Mario Isnenghi «Vittoria mutilata? Una definizione del tutto suicida»



Al centro dell’incontro di domenica alle 17.30 al teatro Verdi di Gorizia con relatore Mario Isnenghi, docente emerito di storia contemporanea all’università Ca’ Foscari, ci sarà una riflessione sulla “vittoria mutilata” riferita alla Grande Guerra. «Trovo sorprendente il fatto che l’Italia, che non aveva mai vinto un conflitto come quello, non si sia tenuta stretta la vittoria ma ci abbia sputato su, dichiarandola, appunto, “mutilata”: invece di tenersi caro il successo, lo ha sminuito, sporcato. Per me - afferma Isnenghi - è un fatto stranissimo, psicologicamente e politicamente suicida».

“1918: come vincere la guerra e perdere la pace”, questo il titolo dell’appuntamento, rientra nelle “Lezioni di storia a teatro” organizzate con ingresso libero da Isonzo Soca, Fondazione Carigo, Transmedia e Il Piccolo.
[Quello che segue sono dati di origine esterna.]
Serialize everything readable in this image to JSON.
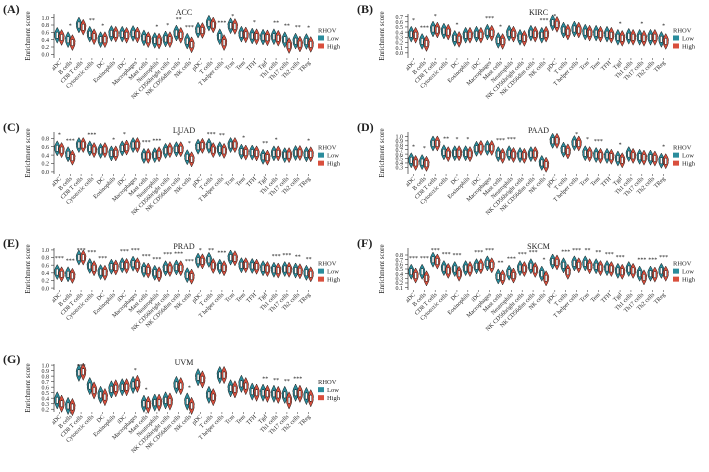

A parlare per primo di “vittoria mutilata” è stato il Vate, Gabriele D’Annunzio. «Lui e quelli come lui, ossia i nazionalisti in senso lato, non pensavano in termini di liberazioni di Trento, Trieste e, naturalmente, di Gorizia - dice Isnenghi - ma pensavano in chiave di spinta espansionistica: qualsiasi conquista, insomma, non sarebbe bastata e la guerra non avrebbe mai avuto una fine. Non a caso, negli anni, l’interventismo nazionalista ha finito per prevalere sull’interventismo democratico. E lo vediamo dal fatto che i nazionalisti da subito, ma sempre più esplicitamente tra il ’17 e il ’19, si sono dimostrati più interessati a “occupare” Bolzano che a “liberare” Trento e Trieste. Inoltre, nell’Italia di quegli anni troviamo due linee: a favore e contro gli slavi. Per D’Annunzio, l’Adriatico è nostro (Mare nostrum) mentre Borgese e in parte anche Ojetti si dicono mazziniani e, come tali, amici degli slavi».

Per Isnenghi, quella della “vittoria mutilata” non è solo una questione terminologica. «Si tratta di una definizione che ha portato a gravi danni politici e psicologici - afferma lo storico -. Politici perché ha spianato la strada a una destra protofascista, psicologici per una gratificazione rovinata sul nascere dopo centinaia di migliaia di morti e di feriti e un gigantesco sforzo collettivo, comunque ciascuno la pensasse sull’entrata in guerra dell’Italia». Ancora Isnenghi: «Naturalmente, questo implica un riferimento privilegiato alle critiche da destra, mentre non mancavano di certo le critiche alla guerra di sinistra, come testimoniato dalla clamorosa vittoria dei socialisti nelle elezioni del novembre del ‘19».